Беспрестанные изгибы тропинки растягивают его, как говорят монахи, версты на две, хотя это мне кажется преувеличеньем. То, что казалось на дне пропасти, вдруг оказывается на полпути, а под ним открывается такая же пропасть; слезешь к ней на дно, дно еще раз превращается в вершину, и еще раз приходится добираться до нового дна…

После я испытал, что это обычная история горных странствований. Впрочем, обрыв этот был когда-то заселен в своей верхней части. Тут стоял каменный домик, где жил адмирал Лазарев; во время крымской кампании буря сорвала с него крышу, и в настоящее время эта поэтическая дача предоставлена в распоряженье ласточек, в подражанье которым, вероятно, и устроили ее на этом обрыве.

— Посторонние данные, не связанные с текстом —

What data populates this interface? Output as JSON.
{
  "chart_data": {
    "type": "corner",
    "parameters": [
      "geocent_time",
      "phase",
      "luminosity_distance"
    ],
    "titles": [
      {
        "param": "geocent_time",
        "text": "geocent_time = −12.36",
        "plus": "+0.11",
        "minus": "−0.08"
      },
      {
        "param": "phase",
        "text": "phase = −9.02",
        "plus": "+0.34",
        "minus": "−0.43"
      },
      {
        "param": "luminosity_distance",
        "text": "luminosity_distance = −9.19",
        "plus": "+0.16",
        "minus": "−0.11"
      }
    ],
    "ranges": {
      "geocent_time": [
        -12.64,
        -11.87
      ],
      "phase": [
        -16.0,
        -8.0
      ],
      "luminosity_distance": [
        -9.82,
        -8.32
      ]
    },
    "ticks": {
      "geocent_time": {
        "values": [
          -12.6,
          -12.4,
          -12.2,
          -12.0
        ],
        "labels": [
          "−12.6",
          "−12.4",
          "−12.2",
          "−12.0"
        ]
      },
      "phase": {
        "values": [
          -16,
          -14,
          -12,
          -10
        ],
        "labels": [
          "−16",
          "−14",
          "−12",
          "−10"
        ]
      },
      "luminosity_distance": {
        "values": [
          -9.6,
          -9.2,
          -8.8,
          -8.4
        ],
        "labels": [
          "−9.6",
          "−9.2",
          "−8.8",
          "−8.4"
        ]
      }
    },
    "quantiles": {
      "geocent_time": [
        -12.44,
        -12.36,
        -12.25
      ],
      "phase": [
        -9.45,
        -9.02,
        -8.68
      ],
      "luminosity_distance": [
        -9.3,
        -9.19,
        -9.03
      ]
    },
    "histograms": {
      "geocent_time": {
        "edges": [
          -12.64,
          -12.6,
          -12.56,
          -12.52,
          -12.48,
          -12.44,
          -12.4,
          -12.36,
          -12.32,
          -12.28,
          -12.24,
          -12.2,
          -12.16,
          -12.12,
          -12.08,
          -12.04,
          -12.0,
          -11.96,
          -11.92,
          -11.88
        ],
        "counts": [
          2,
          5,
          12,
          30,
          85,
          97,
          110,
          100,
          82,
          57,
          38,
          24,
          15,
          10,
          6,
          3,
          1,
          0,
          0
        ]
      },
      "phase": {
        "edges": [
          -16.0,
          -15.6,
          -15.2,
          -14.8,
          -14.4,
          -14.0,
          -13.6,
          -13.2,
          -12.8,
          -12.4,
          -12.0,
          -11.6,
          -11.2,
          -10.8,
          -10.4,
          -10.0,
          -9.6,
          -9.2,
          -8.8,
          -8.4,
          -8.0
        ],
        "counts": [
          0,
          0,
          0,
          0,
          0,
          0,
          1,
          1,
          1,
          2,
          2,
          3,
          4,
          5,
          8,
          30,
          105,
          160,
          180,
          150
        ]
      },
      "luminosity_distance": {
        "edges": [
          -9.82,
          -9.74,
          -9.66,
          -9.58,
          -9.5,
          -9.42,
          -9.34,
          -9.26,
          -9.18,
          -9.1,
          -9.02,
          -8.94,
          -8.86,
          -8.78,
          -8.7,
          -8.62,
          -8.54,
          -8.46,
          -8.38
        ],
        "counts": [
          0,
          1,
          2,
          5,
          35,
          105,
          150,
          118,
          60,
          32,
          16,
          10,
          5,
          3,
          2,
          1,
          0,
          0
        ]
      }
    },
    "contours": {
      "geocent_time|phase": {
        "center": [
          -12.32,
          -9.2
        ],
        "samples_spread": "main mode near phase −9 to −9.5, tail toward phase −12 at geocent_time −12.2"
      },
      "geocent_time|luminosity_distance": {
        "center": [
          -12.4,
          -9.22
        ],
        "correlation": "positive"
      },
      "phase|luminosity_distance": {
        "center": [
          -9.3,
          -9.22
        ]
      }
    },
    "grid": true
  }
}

Еще ниже увидел я развалины каменного павильона, окруженного прелестным цветущим букетом миндальных дерев. Хорошо напиться чаю в такой беседке, в тихий, розовый вечер, когда море убегает из глаз неподвижною водною равниною, и высокие утесы безмолвно смотрят на него. Но морской ветер не охотник до идиллий, и ревниво оберегает от хозяйства и поэзии человека дикие утесы, которых он хочет быть единственным обладателем.

Когда я был на половине пути, вдруг над морем пронеслись, словно две бабочки. Они летели робко и низко, словно не имели надежды долететь до берега… Это были утки. Когда они сели на воду, я уже не мог различить их, хотя это было на моих глазах. Все тонет и исчезает в громадной пучине. Тогда же мне стало заметно, что и на скалах есть птицы.

Когда они летали, они казались крошечными мушками; когда садились, то безразлично сливались с камнем. Может быть, они кричали, но крик их в этой пустыне казался молчаньем; эта крошечная мгновенная жизнь не смела заявить себя в присутствии другой беспредельной жизни, которая здесь царила…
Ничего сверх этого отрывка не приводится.